An accurate full-dimensional H4O potential energy surface and dynamics of an exchange reaction

H2O and H-2 are ubiquitous in the universe and their collisions play a crucial role in astrophysical processes. The reaction between the two also provides a prototype for understanding dynamics through four-center transition states. In this work, we adopted a strategy of combing two ab initio methods, CCSD(T)-F12a/AVTZ and MRCI-F12 + Q(rot)/AVTZ, to provide a balanced description for all regions of the configuration space, including one hydrogen exchange channel and two dissociation channels, namely H-2 + H2O, H + H + H2O, and H + OH + H-2. About 40 500 points were sampled to cover all dynamically relevant space, and the permutation invariant polynomial-neural network (PIP-NN) method was employed to develop a high-precision full-dimensional potential energy surface (PES), with a total fitting error of 0.055 kcal mol(-1). Using a quasi-classical trajectory (QCT) method, the reaction dynamics and mode specificity of the hydrogen exchange channel were studied on the PES. It has been found that the stretching mode of H-2, the bending, the symmetric stretching, the asymmetric stretching mode of H2O, and the translational mode can all promote reactivity. The strongest promotion effect comes from the H-H stretching mode.

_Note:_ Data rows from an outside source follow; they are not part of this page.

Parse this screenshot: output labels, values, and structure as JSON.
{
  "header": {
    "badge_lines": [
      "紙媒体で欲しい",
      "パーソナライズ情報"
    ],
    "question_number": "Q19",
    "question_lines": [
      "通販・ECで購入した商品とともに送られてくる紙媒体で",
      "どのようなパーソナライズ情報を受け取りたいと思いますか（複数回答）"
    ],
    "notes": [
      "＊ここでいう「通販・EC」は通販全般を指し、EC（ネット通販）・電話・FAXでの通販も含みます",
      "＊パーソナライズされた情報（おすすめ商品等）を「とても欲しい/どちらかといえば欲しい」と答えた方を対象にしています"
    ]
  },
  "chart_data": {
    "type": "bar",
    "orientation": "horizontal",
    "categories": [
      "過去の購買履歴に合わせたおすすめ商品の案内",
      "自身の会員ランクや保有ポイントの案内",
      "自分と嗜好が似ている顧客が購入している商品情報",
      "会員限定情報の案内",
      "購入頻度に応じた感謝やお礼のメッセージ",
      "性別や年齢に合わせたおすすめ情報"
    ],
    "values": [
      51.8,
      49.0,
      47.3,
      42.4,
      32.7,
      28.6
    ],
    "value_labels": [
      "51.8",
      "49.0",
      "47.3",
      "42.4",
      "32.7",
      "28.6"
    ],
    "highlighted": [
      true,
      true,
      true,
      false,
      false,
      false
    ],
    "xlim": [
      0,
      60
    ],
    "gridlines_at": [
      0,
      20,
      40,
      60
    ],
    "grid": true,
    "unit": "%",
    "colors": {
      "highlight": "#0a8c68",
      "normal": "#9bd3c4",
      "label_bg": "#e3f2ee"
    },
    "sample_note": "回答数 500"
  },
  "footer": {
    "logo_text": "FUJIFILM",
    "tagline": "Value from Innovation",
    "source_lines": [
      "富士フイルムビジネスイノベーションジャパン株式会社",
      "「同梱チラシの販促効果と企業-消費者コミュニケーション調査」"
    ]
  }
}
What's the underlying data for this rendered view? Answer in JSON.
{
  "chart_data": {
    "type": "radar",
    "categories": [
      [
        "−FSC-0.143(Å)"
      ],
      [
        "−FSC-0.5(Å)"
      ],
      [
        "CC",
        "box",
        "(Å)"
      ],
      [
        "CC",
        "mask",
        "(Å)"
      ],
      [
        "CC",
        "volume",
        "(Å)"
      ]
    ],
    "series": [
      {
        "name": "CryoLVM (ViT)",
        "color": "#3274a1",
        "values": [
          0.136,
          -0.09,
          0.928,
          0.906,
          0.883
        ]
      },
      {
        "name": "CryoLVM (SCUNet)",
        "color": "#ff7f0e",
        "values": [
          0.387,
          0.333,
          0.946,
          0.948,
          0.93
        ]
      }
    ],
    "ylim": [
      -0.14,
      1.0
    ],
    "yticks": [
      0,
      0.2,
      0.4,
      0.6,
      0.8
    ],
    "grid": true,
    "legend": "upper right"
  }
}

The Sudden Vector Projection (SVP) model was applied to predict mode specificity effects and rationalize the product energy partitioning. In both cases, the QCT and SVP results are generally consistent with each other. Furthermore, the hydrogen exchange channel was found to be dominated by sideways scattering.

Automated summary

In this study, a high-precision full-dimensional potential energy surface (PES) was developed using a combination of two ab initio methods. The reaction dynamics and mode specificity of the hydrogen exchange channel between H2 and H-2 were investigated. It was found that different vibrational modes can promote the reaction, with the H-H stretching mode having the strongest promotion effect. The Sudden Vector Projection (SVP) model was applied to predict mode specificity effects and explain the product energy partitioning. The hydrogen exchange channel was dominated by sideways scattering.